There is also the possibility that China may be actively planning to quickly occupy the North in the event of war — it has already increased troop levels near the Korean border in preparation for this contingency. I do not believe that Beijing took this step because it actually wants to fight the U.S. and South Korea. Fundamentally, a war with the U.S. in Korea is not in the PRC’s national interest; if China must fight the U.S., it wants the conflict to be over Taiwan, not Korea. Rather, I think Beijing’s intention is to halt a total collapse of the North in any conflict and demand a cease-fire line that stops short of a total reunification of Korea.
To avoid a war with the PRC, I think the U.S. would accept such a proposal (though South Koreans would be livid), and Beijing would use its de facto control of the remaining North Korean territory to remove the Kims and place a compliant government in power, one which would abstain from WMD programs.

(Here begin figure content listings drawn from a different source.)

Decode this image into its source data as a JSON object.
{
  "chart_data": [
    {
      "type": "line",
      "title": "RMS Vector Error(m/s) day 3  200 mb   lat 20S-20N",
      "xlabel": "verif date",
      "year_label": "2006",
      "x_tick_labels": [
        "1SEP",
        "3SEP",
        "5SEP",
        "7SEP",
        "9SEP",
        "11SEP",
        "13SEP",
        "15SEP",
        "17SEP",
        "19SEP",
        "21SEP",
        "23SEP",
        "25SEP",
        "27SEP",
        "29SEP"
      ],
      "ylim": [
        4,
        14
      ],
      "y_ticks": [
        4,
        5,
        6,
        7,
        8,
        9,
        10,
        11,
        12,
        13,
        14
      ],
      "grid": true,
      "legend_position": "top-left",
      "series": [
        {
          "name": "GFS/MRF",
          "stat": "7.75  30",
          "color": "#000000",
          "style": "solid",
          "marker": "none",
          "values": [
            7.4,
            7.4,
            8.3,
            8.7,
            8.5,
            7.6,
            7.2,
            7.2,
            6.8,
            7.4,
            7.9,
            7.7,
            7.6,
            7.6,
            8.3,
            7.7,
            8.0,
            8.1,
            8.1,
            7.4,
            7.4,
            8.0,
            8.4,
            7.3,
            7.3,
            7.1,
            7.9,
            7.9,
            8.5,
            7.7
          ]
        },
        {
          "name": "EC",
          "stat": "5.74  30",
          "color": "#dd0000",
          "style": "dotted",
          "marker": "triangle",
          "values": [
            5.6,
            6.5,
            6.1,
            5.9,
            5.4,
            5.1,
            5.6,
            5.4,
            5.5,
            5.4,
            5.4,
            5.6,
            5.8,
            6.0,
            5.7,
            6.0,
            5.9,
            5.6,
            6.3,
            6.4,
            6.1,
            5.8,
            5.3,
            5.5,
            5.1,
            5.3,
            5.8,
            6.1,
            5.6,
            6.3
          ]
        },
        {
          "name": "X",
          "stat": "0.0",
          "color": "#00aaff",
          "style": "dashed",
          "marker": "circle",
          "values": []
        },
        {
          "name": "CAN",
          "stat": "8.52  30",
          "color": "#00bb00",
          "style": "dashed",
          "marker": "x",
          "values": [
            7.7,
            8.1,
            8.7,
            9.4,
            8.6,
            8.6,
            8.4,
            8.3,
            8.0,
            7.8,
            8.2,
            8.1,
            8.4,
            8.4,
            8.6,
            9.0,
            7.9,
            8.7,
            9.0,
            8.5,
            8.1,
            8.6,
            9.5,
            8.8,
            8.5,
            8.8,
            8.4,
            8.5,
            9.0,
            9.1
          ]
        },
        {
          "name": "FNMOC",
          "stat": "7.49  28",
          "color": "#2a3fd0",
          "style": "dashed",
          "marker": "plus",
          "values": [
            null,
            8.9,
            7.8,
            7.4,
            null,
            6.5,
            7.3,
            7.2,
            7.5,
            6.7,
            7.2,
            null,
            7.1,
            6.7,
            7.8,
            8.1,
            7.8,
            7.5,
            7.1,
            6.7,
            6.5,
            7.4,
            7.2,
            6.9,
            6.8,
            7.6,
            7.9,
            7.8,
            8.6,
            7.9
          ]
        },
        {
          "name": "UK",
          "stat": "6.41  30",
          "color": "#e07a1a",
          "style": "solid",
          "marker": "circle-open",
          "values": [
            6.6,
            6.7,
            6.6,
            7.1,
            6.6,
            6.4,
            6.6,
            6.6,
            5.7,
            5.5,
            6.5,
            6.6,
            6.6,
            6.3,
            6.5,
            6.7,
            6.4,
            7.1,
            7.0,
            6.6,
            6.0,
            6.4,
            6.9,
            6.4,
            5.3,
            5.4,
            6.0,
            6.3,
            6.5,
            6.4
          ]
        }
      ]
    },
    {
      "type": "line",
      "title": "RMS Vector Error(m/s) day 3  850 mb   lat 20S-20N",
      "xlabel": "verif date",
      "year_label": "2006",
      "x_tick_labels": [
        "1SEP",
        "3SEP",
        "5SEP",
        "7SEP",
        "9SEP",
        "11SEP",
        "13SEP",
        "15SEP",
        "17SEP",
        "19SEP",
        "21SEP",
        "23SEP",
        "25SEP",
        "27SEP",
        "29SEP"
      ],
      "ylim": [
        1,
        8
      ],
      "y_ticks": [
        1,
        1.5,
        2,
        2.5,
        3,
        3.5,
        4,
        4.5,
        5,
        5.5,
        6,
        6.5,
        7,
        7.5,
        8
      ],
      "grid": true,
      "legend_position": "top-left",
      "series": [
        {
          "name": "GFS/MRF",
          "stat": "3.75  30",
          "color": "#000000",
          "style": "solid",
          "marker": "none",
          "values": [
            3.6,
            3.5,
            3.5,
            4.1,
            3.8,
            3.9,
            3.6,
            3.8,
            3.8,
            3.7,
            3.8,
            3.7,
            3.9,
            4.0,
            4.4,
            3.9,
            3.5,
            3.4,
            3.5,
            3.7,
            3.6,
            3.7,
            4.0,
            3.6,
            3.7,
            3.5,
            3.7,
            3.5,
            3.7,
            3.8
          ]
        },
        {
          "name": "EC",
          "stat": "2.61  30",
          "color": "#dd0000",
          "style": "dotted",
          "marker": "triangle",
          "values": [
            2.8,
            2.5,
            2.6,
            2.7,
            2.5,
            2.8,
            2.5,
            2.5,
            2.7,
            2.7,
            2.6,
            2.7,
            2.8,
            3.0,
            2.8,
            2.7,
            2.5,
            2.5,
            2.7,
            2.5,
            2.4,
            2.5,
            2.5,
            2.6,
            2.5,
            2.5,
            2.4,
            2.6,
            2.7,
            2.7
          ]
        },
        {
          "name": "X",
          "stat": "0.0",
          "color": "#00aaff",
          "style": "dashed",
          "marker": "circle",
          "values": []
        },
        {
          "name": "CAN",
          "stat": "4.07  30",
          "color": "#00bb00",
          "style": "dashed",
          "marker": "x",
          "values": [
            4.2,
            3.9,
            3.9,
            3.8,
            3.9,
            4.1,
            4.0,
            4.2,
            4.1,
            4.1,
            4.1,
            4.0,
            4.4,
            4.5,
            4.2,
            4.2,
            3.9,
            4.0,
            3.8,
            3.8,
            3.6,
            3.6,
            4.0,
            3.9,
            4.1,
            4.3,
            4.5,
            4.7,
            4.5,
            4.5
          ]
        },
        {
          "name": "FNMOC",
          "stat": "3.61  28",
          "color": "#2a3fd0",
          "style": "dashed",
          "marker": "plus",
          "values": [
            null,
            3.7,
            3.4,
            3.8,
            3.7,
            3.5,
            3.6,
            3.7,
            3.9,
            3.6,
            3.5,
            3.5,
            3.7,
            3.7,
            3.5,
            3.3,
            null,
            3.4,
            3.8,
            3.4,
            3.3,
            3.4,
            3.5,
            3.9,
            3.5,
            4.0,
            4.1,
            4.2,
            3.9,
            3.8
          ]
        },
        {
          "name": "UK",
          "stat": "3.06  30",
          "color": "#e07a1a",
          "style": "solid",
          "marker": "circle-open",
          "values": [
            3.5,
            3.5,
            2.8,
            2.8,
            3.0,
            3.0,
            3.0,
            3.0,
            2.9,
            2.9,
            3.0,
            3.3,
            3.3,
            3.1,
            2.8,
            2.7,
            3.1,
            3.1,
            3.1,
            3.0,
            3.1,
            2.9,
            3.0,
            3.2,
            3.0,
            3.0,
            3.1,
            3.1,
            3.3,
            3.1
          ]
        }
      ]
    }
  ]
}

This outcome would meet the security needs of the major powers; a continued division of Korea would be immensely tragic for the Korean people, of course, but South Korea would have a significant expansion of territory and population to console itself with.
Conclusion
It would not be easy for any presidential administration to execute these strategies. It will require nerve, a willingness to throw the dice to achieve a goal that is an urgent national security priority, a willingness to proceed in spite of criticism, and most of all, a tough-minded realism about the nature of the North Korean regime. Oddly enough, when one thinks of an American politician who has the necessary traits, the first name that comes to my mind is John McCain. A pity the senator is not in a position to use those qualities just when America needs them.